Crônica diária
Depredação do Capitólio
Um dos efeitos trágicos de quem não vê TV há mais de trinta dias é a completa alienação. Imaginem vocês eu que lia quatro jornais diários, agora alienado deste jeito. A falta de interesse, ou apetite por informações e notícias decorre evidentemente da mediocridade das mesmas. Ontem estive viajando de Santa Catarina para São Paulo com três crianças pequenas, seis malas e três adultos, o que me consumiu todas as atenções do dia. Na manhã seguinte um magnífico texto da Sonia Zaghetto no Facebook, e outro curto, mas contundente do Rui Silvares, meu velho amigo lisboeta, inteiraram-me do absurdo acontecimento do dia anterior, com a depredação do Capitólio, sede do Governo dos Estados Unidos da América.
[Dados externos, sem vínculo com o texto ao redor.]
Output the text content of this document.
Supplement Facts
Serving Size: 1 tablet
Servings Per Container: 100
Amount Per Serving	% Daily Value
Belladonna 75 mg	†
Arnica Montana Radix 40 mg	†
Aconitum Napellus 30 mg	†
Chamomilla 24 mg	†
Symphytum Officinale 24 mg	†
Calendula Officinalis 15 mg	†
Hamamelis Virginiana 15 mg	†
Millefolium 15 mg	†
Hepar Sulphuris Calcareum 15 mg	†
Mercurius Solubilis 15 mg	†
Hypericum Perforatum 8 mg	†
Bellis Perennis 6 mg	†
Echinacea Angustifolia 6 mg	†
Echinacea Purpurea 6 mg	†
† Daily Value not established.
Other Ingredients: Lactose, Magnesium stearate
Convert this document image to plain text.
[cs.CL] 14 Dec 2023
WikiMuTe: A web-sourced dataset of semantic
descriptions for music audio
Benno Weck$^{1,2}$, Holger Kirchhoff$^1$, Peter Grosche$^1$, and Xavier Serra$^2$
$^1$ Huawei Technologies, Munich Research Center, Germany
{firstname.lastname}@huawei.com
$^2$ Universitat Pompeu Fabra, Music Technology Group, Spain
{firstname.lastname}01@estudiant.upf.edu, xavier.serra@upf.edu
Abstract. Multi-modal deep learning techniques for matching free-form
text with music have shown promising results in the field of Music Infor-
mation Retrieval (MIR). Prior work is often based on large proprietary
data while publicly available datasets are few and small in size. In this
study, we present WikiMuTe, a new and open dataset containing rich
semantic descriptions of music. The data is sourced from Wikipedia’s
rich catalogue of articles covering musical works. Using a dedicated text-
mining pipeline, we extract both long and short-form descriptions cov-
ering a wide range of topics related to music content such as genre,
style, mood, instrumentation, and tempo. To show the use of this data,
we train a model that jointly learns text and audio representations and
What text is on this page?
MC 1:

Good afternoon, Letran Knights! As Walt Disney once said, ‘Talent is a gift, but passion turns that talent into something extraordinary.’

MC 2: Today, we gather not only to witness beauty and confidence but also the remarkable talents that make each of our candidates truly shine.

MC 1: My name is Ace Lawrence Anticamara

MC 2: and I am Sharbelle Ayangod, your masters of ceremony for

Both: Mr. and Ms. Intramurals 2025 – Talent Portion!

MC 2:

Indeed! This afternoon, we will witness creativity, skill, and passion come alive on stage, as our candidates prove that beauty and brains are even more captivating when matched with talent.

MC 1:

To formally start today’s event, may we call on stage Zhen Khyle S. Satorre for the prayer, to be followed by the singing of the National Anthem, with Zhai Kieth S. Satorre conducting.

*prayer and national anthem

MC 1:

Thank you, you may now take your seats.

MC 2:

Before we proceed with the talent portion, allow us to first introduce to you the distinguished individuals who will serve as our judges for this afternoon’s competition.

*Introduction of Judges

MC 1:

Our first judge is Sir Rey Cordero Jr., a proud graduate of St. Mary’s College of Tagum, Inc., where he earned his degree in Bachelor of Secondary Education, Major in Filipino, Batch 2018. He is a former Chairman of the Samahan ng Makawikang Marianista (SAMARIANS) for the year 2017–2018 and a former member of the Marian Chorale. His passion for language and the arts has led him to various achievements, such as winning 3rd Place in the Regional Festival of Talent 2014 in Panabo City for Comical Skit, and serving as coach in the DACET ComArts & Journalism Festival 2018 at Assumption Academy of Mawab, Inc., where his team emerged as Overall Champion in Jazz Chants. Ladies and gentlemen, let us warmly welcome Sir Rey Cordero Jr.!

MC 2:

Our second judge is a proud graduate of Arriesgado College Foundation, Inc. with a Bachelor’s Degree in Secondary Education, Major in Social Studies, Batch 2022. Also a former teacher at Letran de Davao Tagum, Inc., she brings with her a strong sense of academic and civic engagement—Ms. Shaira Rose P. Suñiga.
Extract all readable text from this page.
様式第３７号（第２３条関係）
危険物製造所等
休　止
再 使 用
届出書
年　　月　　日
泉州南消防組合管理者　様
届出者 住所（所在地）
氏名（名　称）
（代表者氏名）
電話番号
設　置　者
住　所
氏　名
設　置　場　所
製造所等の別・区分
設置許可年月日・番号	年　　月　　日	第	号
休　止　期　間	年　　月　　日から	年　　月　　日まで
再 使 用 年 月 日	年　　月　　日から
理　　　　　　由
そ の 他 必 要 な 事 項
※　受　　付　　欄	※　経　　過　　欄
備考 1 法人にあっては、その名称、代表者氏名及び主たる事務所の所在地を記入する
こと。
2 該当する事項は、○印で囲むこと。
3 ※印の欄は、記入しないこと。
Comparados pela Sonia à morte do Senna, ao ataque às Torres Gêmeas, a Guerra do Golfo, e ao impeachment de dois presidentes brasileiros. Acontecimentos que tivemos a oportunidade histórica de assistir e acompanhar em tempo real. Este da depredação do Capitólio eu perdi. Perdi de assisti-lo, mas concordo com tudo que a Sonia escreveu a respeito. O absurdo da loucura do ataque interno à maior democracia do planeta. O mau exemplo às republicas de bananas, como o próprio ex-presidente republicano George Busch chamou. O perigo que corremos com maus exemplos. A fragilidade dos regimes democráticos. O uso da liberdade para corroe-la e destrui-la. O fanatismo exacerbado. Líderes que só pensam em si próprios e nos seus interesses familiares. E por fim o perigo do contágio de manifestações similares, mundo a fora. Não fosse bastante a pandemia que atingiu a todos no planeta, esse lamentável acontecimento pode gerar repercussões similares mundo a fora.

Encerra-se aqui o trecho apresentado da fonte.